After Yanez verdict, police asked to keep low profile at Twin Cities Pride parade
ST. PAUL — St. Paul and Minneapolis police officers typically have a big, visible presence at the start of the Twin Cities Pride parade, but organizers told them not this year after hearing concerns from community members.
After a jury acquitted St. Anthony police officer Jeronimo Yanez on Friday, June 16, in the shooting death of Philando Castile last year, Twin Cities Pride wants to "respect the pain the community is feeling right now," organizers said in a Tuesday, June 20, statement on Facebook.
People were planning to protest the police involvement in the Sunday, June 25, parade.
St. Paul Police Deputy Chief Mary Nash, the department's LGBTQ liaison, said 12 to 25 St. Paul officers have taken part in the parade in past years. Some are LGBTQ officers and others have walked in the parade as supporters, Nash said.

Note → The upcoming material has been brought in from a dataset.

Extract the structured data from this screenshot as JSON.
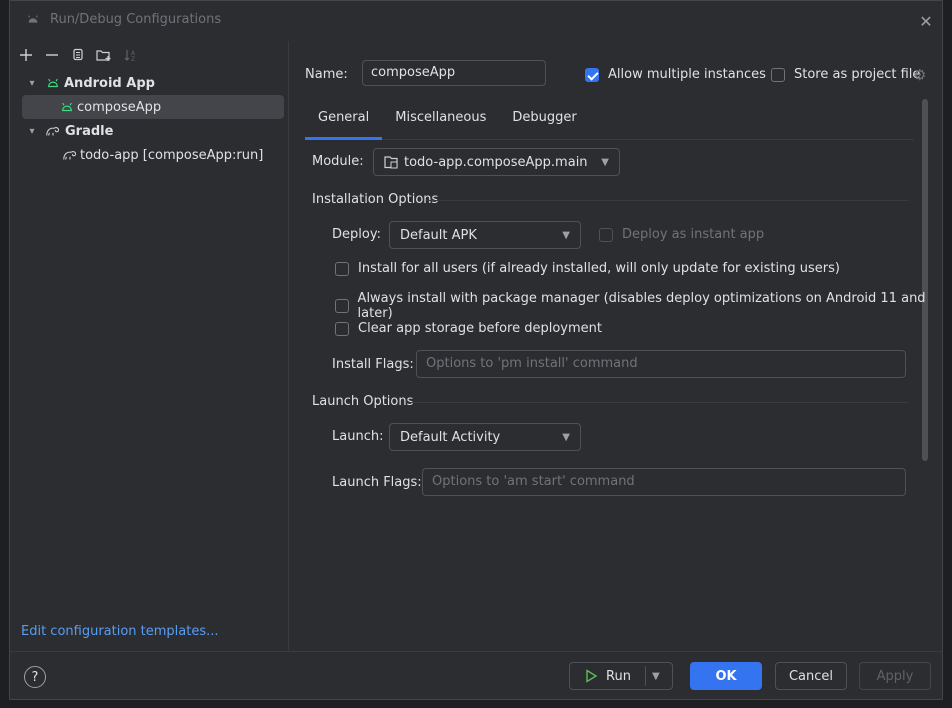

"It is disappointing," Nash said Wednesday, June 21. "I understand that people are angry and we can respect their feelings, but ... if we can't work together, it gets more challenging to become better as a community, as a police department."

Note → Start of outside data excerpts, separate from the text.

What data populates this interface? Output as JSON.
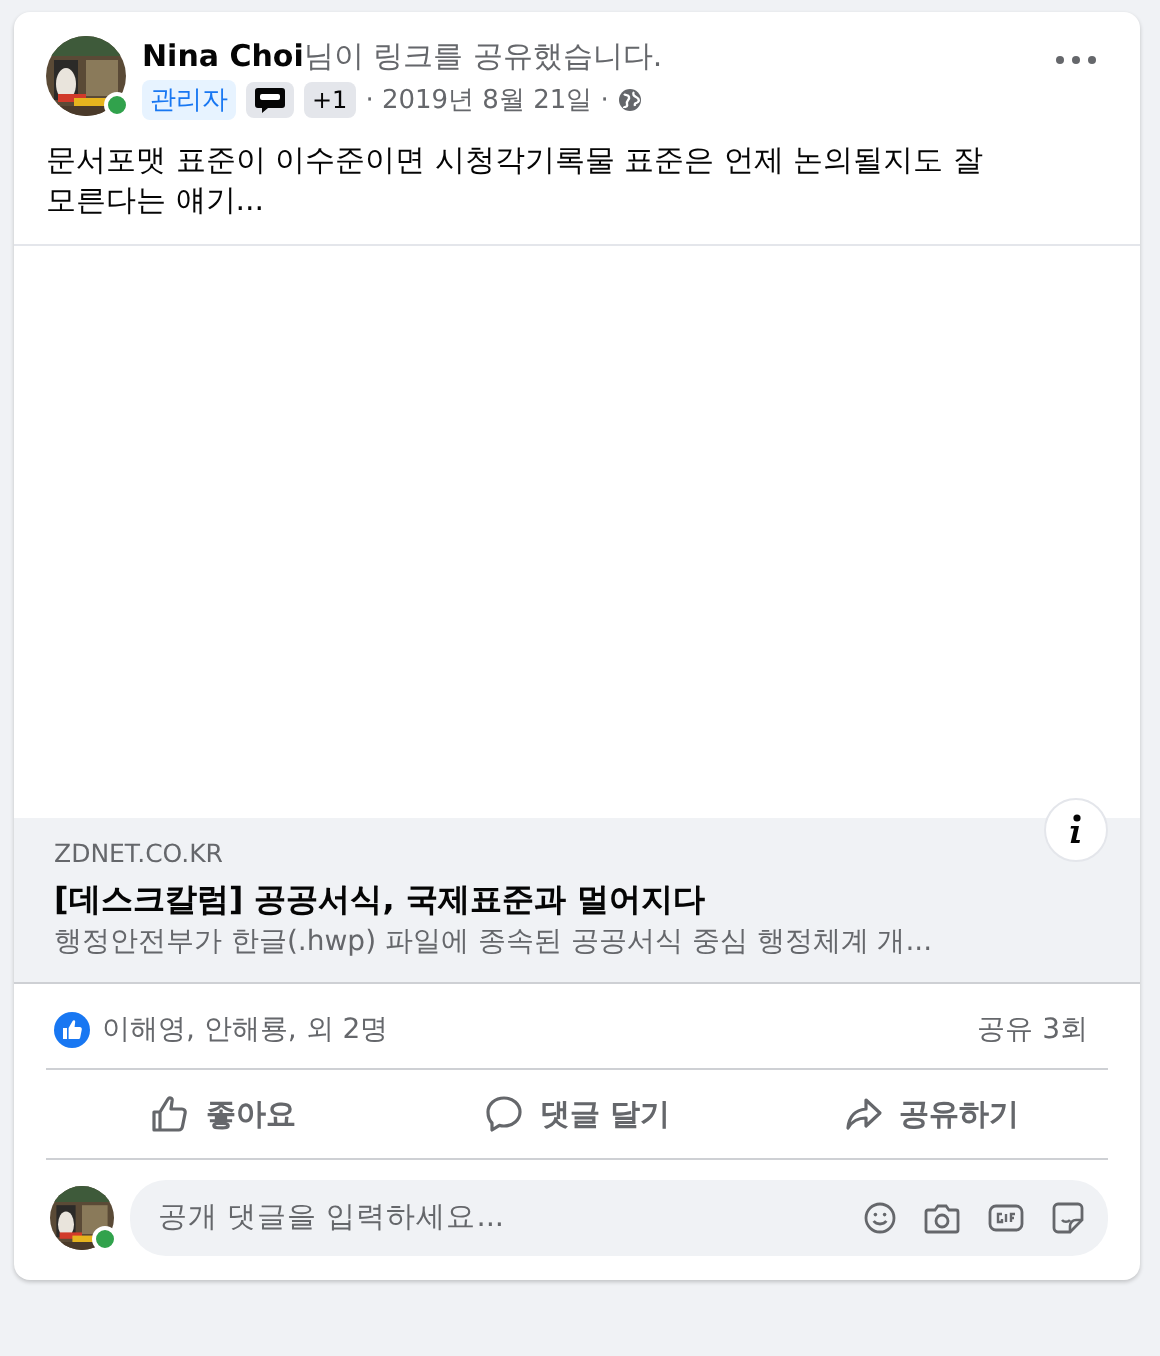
{
  "post": {
    "author": "Nina Choi",
    "action": "님이 링크를 공유했습니다.",
    "badge": "관리자",
    "extra_count": "+1",
    "date": "· 2019년 8월 21일 ·",
    "author_online": true,
    "text": "문서포맷 표준이 이수준이면 시청각기록물 표준은 언제 논의될지도 잘 모른다는 얘기..."
  },
  "link": {
    "domain": "ZDNET.CO.KR",
    "title": "[데스크칼럼] 공공서식, 국제표준과 멀어지다",
    "description": "행정안전부가 한글(.hwp) 파일에 종속된 공공서식 중심 행정체계 개..."
  },
  "reactions": {
    "names": "이해영, 안해룡, 외 2명",
    "shares": "공유 3회"
  },
  "actions": [
    {
      "kind": "like",
      "label": "좋아요"
    },
    {
      "kind": "comment",
      "label": "댓글 달기"
    },
    {
      "kind": "share",
      "label": "공유하기"
    }
  ],
  "comment": {
    "placeholder": "공개 댓글을 입력하세요...",
    "online": true
  }
}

The union representing St. Paul officers also expressed disappointment.
"Twin Cities Pride, as an organization preaching inclusion and equality for everyone in the community, to exile gay and straight officers from the parade runs counter to the values the organization claims to promote," said Dave Titus, St. Paul Police Federation president. "This blatant exclusion of police officers by parade leadership exemplifies ignorance towards our profession and community members supportive of us."

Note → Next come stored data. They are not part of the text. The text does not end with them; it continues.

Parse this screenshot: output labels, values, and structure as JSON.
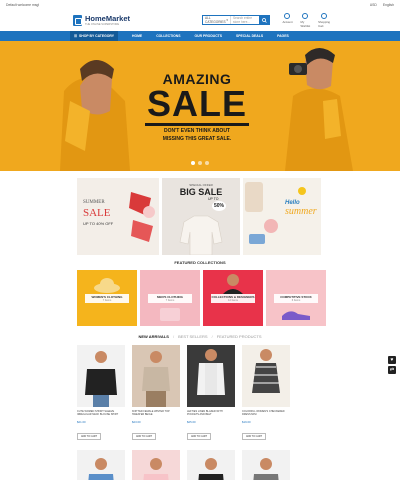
{
  "topbar": {
    "welcome": "Default welcome msg!",
    "currency": "USD",
    "language": "English"
  },
  "header": {
    "logo_name": "HomeMarket",
    "logo_tagline": "THE ONLINE SUPERSTORE",
    "search_category": "ALL CATEGORIES",
    "search_placeholder": "Search entire store here...",
    "icons": [
      {
        "label": "Account",
        "icon": "user-icon"
      },
      {
        "label": "My Wishlist",
        "icon": "heart-icon"
      },
      {
        "label": "Shopping Cart",
        "icon": "cart-icon"
      }
    ]
  },
  "nav": {
    "categories_label": "SHOP BY CATEGORY",
    "items": [
      "HOME",
      "COLLECTIONS",
      "OUR PRODUCTS",
      "SPECIAL DEALS",
      "PAGES"
    ]
  },
  "hero": {
    "headline": "AMAZING",
    "title": "SALE",
    "subtitle_line1": "DON'T EVEN THINK ABOUT",
    "subtitle_line2": "MISSING THIS GREAT SALE."
  },
  "banners": {
    "summer": {
      "line1": "SUMMER",
      "line2": "SALE",
      "line3": "UP TO 40% OFF"
    },
    "big_sale": {
      "line1": "SPECIAL OFFER",
      "line2": "BIG SALE",
      "line3": "UP TO",
      "line4": "50%"
    },
    "hello_summer": {
      "line1": "Hello",
      "line2": "summer"
    }
  },
  "featured_title": "FEATURED COLLECTIONS",
  "collections": [
    {
      "name": "WOMEN'S CLOTHING",
      "count": "7 Items",
      "color": "#f5b41c"
    },
    {
      "name": "MEN'S CLOTHING",
      "count": "7 Items",
      "color": "#f4b8c0"
    },
    {
      "name": "COLLECTIONS & DESIGNERS",
      "count": "12 Items",
      "color": "#e8334a"
    },
    {
      "name": "COMPETITIVE STOCK",
      "count": "6 Items",
      "color": "#f7c3c8"
    }
  ],
  "tabs": [
    "NEW ARRIVALS",
    "BEST SELLERS",
    "FEATURED PRODUCTS"
  ],
  "products": [
    {
      "name": "CUTE WOMEN SHORT SLEEVE IRREGULAR NECK BLOUSE SHIRT",
      "price": "$21.00",
      "button": "ADD TO CART"
    },
    {
      "name": "KNITTED FEMALE WINTER TOP SWEATER BEIGE",
      "price": "$23.00",
      "button": "ADD TO CART"
    },
    {
      "name": "LEFTIES LINEN BLAZER WITH POCKETS AND BELT",
      "price": "$25.00",
      "button": "ADD TO CART"
    },
    {
      "name": "COLORFUL WOMEN'S CHECKERED DRESS MINI",
      "price": "$19.00",
      "button": "ADD TO CART"
    }
  ],
  "side_buttons": [
    "heart-icon",
    "compare-icon"
  ]
}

Amy Brockman, Twin Cities Pride external relations manager, said they appreciate all LGTBQ officers.
"This does not at all reflect what they bring to the force and we appreciate them participating in Pride every year and being able to be out with their community as well," she said.
But the Twin Cities Pride Parade and Festival in Minneapolis, which draws about 350,000 people each year, is working "to balance the concerns of the community and our concerns for making this family-friendly event a safe and welcoming place for everyone to attend," organizers said in the Tuesday statement.
The parade is required to have a police car lead the event to make sure the route is clear. This year, it will be a lone unmarked squad and they will have "limited police participation in the parade itself," according to the statement.
St. Paul officers will still be taking part in the Pride Festival at a booth they share with Minneapolis officers in Loring Park on Saturday and Sunday. It's a time when they encourage people from the LGTBQ community to consider careers in law enforcement, so "we can be more inclusive of the community we serve," Nash said.